Here’s something to remember: Medicare’s policy of requiring the patient to be present is more restrictive than the CPT 2000 definition of counseling. As such, Baker recommends excluding the time you spend counseling family and/or other care decision makers when the patient is not present if you are using counseling to determine the level of service billed.
"Of course, Medicare also recognizes the time a physician spends counseling a patient directly," he adds.
An exception
Medicare makes one exception to the requirement that a patient must be present for time spent counseling a family member or other caregiver when the physician is providing critical care. The exception states that time involved with family members or other surrogate decision makers, whether to obtain a history or to discuss treatment options may be counted toward critical care time only when:
1. The patient is unable or incompetent to participate in giving a history and/or making treatment decisions.

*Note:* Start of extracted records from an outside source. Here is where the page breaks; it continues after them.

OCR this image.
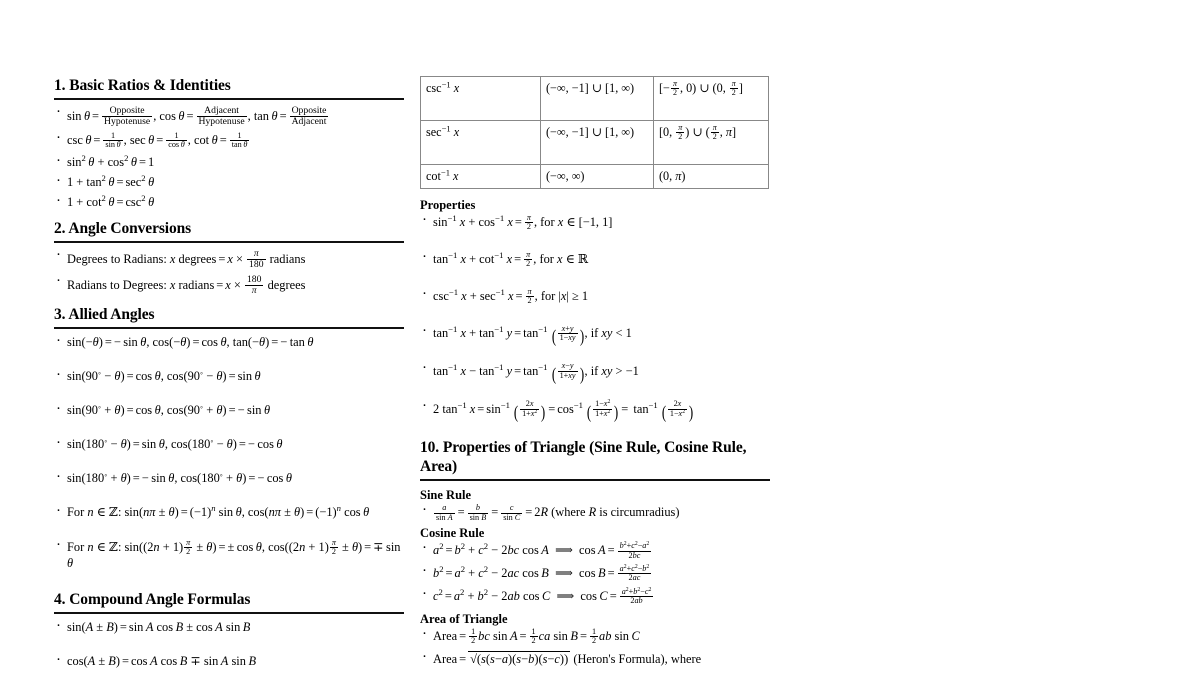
1. Basic Ratios & Identities
· $\sin \theta = \frac{\text{Opposite}}{\text{Hypotenuse}}$ , $\cos \theta = \frac{\text{Adjacent}}{\text{Hypotenuse}}$ , $\tan \theta = \frac{\text{Opposite}}{\text{Adjacent}}$
· $\csc \theta = \frac{1}{\text{sin  θ}}$ , $\sec \theta = \frac{1}{\text{cos  θ}}$ , $\cot \theta = \frac{1}{\text{tan  θ}}$
· $\sin^2 \theta + \cos^2 \theta = 1$
· $1 + \tan^2 \theta = \sec^2 \theta$
· $1 + \cot^2 \theta = \csc^2 \theta$
2. Angle Conversions
· Degrees to Radians: x degrees = $x \times \frac{\pi}{180}$ radians
· Radians to Degrees: x radians = $x \times \frac{180}{\pi}$ degrees
3. Allied Angles
· sin(−θ) = − sin  θ, cos(−θ) = cos  θ, tan(−θ) = − tan  θ
· sin(90◦ − θ) = cos  θ, cos(90◦ − θ) = sin  θ
· sin(90◦ + θ) = cos  θ, cos(90◦ + θ) = − sin  θ
· sin(180◦ − θ) = sin  θ, cos(180◦ − θ) = − cos  θ
· sin(180◦ + θ) = − sin  θ, cos(180◦ + θ) = − cos  θ
· For n ∈ ℤ: $\sin(n\pi \pm \theta) = (-1)^n$ sin  θ, $\cos(n\pi \pm \theta) = (-1)^n$ cos  θ
· For n ∈ ℤ: $\sin((2n + 1) \frac{\pi}{2} \pm \theta)$ = ± cos  θ, $\cos((2n + 1) \frac{\pi}{2} \pm \theta)$ = ∓ sin θ
4. Compound Angle Formulas
· sin(A ± B) = sin  A cos  B ± cos  A sin  B
· cos(A ± B) = cos  A cos  B ∓ sin  A sin  B
$\csc^{-1} x$	(−∞, −1] ∪ [1, ∞)	[− $\frac{\pi}{2}$ , 0) ∪ (0, $\frac{\pi}{2}$ ]
$\sec^{-1} x$	(−∞, −1] ∪ [1, ∞)	[0, $\frac{\pi}{2}$ ) ∪ ( $\frac{\pi}{2}$ , π]
$\cot^{-1} x$	(−∞, ∞)	(0, π)
Properties
· $\sin^{-1} x + \cos^{-1} x = \frac{\pi}{2}$ , for x ∈ [−1, 1]
· $\tan^{-1} x + \cot^{-1} x = \frac{\pi}{2}$ , for x ∈ ℝ
· $\csc^{-1} x + \sec^{-1} x = \frac{\pi}{2}$ , for |x| ≥ 1
· $\tan^{-1} x + \tan^{-1} y = \tan^{-1}$ ( $\frac{x+y}{1-xy}$ ), if xy < 1
· $\tan^{-1} x - \tan^{-1} y = \tan^{-1}$ ( $\frac{x-y}{1+xy}$ ), if xy > −1
· 2 $\tan^{-1} x = \sin^{-1}$ ( $\frac{2x}{1+x^2}$ ) = $\cos^{-1}$ ( $\frac{1-x^2}{1+x^2}$ ) = $\tan^{-1}$ ( $\frac{2x}{1-x^2}$ )
10. Properties of Triangle (Sine Rule, Cosine Rule, Area)
Sine Rule
· $\frac{a}{\text{sin A}} = \frac{b}{\text{sin B}} = \frac{c}{\text{sin C}} = 2R$ (where R is circumradius)
Cosine Rule
· $a^2 = b^2 + c^2 - 2bc$ cos  A  ⟹  $\cos A = \frac{b^2+c^2-a^2}{2bc}$
· $b^2 = a^2 + c^2 - 2ac$ cos  B  ⟹  $\cos B = \frac{a^2+c^2-b^2}{2ac}$
· $c^2 = a^2 + b^2 - 2ab$ cos  C  ⟹  $\cos C = \frac{a^2+b^2-c^2}{2ab}$
Area of Triangle
· Area = $\frac{1}{2}$ bc $\sin A = \frac{1}{2}$ ca $\sin B = \frac{1}{2}$ ab sin  C
· Area = √(s(s−a)(s−b)(s−c)) (Heron's Formula), where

2. The discussion is absolutely necessary for treatment decisions under consideration that day.
3. All of the following four elements are documented in the physician’s progress note for that day:
• the patient was unable or incompetent to participate in giving history or making treatment decisions, as appropriate;
• the necessity of the discussion (e.g., "no other source was available to obtain a history" or "the patient was deteriorating so rapidly I needed to discuss treatment options with family immediately");
• the treatment decisions for which the discussion was needed;
• the substance of the discussion as related to the treatment decision.
HCFA memorandum B-99-43 to its Medicare carriers provides them with these instructions. For a copy of the memo, go to www.hcfa.gov/pubforms/transmit/memos/comm_date_dsc.htm.